Doctor of Philosophy (PhD)


Comparative Literature (Interdepartmental Program)

First Advisor

Patrick McGee


This study investigates the use and implications of the trope of marronage, the African-American practice of self-emancipation to forge alternative New World communities, in selected novels by Black women writers of North America and the Anglophone and Francophone Caribbean. It draws on theories of liminality to posit a theory of liberatory practice that deconstructs hegemonic narratives, both personal and historical. Postmodern approaches are deferred in favor of locating these texts and their concerns as deriving from the epistemological consequences of modernity.

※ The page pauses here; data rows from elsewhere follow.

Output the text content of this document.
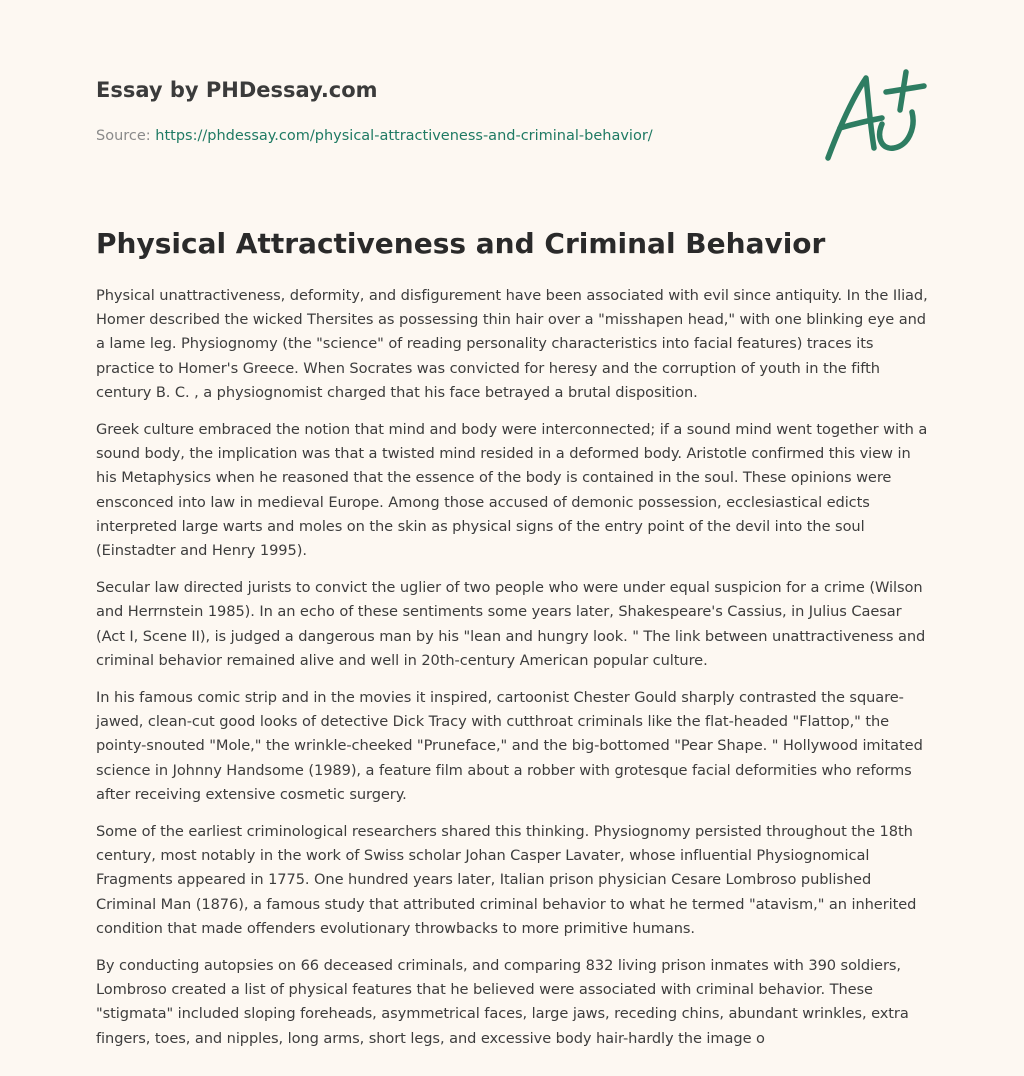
Essay by PHDessay.com
Source: https://phdessay.com/physical-attractiveness-and-criminal-behavior/
Physical Attractiveness and Criminal Behavior

Physical unattractiveness, deformity, and disfigurement have been associated with evil since antiquity. In the Iliad, Homer described the wicked Thersites as possessing thin hair over a "misshapen head," with one blinking eye and a lame leg. Physiognomy (the "science" of reading personality characteristics into facial features) traces its practice to Homer's Greece. When Socrates was convicted for heresy and the corruption of youth in the fifth century B. C. , a physiognomist charged that his face betrayed a brutal disposition.

Greek culture embraced the notion that mind and body were interconnected; if a sound mind went together with a sound body, the implication was that a twisted mind resided in a deformed body. Aristotle confirmed this view in his Metaphysics when he reasoned that the essence of the body is contained in the soul. These opinions were ensconced into law in medieval Europe. Among those accused of demonic possession, ecclesiastical edicts interpreted large warts and moles on the skin as physical signs of the entry point of the devil into the soul (Einstadter and Henry 1995).

Secular law directed jurists to convict the uglier of two people who were under equal suspicion for a crime (Wilson and Herrnstein 1985). In an echo of these sentiments some years later, Shakespeare's Cassius, in Julius Caesar (Act I, Scene II), is judged a dangerous man by his "lean and hungry look. " The link between unattractiveness and criminal behavior remained alive and well in 20th-century American popular culture.

In his famous comic strip and in the movies it inspired, cartoonist Chester Gould sharply contrasted the square-jawed, clean-cut good looks of detective Dick Tracy with cutthroat criminals like the flat-headed "Flattop," the pointy-snouted "Mole," the wrinkle-cheeked "Pruneface," and the big-bottomed "Pear Shape. " Hollywood imitated science in Johnny Handsome (1989), a feature film about a robber with grotesque facial deformities who reforms after receiving extensive cosmetic surgery.

Some of the earliest criminological researchers shared this thinking. Physiognomy persisted throughout the 18th century, most notably in the work of Swiss scholar Johan Casper Lavater, whose influential Physiognomical Fragments appeared in 1775. One hundred years later, Italian prison physician Cesare Lombroso published Criminal Man (1876), a famous study that attributed criminal behavior to what he termed "atavism," an inherited condition that made offenders evolutionary throwbacks to more primitive humans.

By conducting autopsies on 66 deceased criminals, and comparing 832 living prison inmates with 390 soldiers, Lombroso created a list of physical features that he believed were associated with criminal behavior. These "stigmata" included sloping foreheads, asymmetrical faces, large jaws, receding chins, abundant wrinkles, extra fingers, toes, and nipples, long arms, short legs, and excessive body hair-hardly the image o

Cross-cultural Black women's texts were chosen to illuminate the recognition of shared subjugations across national and linguistic borders, as well as comparable resistant strategies. The reclamation of the submerged history of marronage across these cultural borders offers the possibility for re-centering the African Diasporic subject in the Americas, enabling the subject and her community's participation in resistance and the creation of alternative American ontologies. Close readings of Beloved by Toni Morrison, The Chosen Place, The Timeless People by Paule Marshall, and Heremakhonon by Maryse Conde demonstrate the transition of marronage from historical and geographical territorial identity to submerged but reclaimable psychological rite of passage. The study concludes that reading African Diasporic fictions through the lens of marronage enables the cultural work of identity and community-building, critique, and affirmation.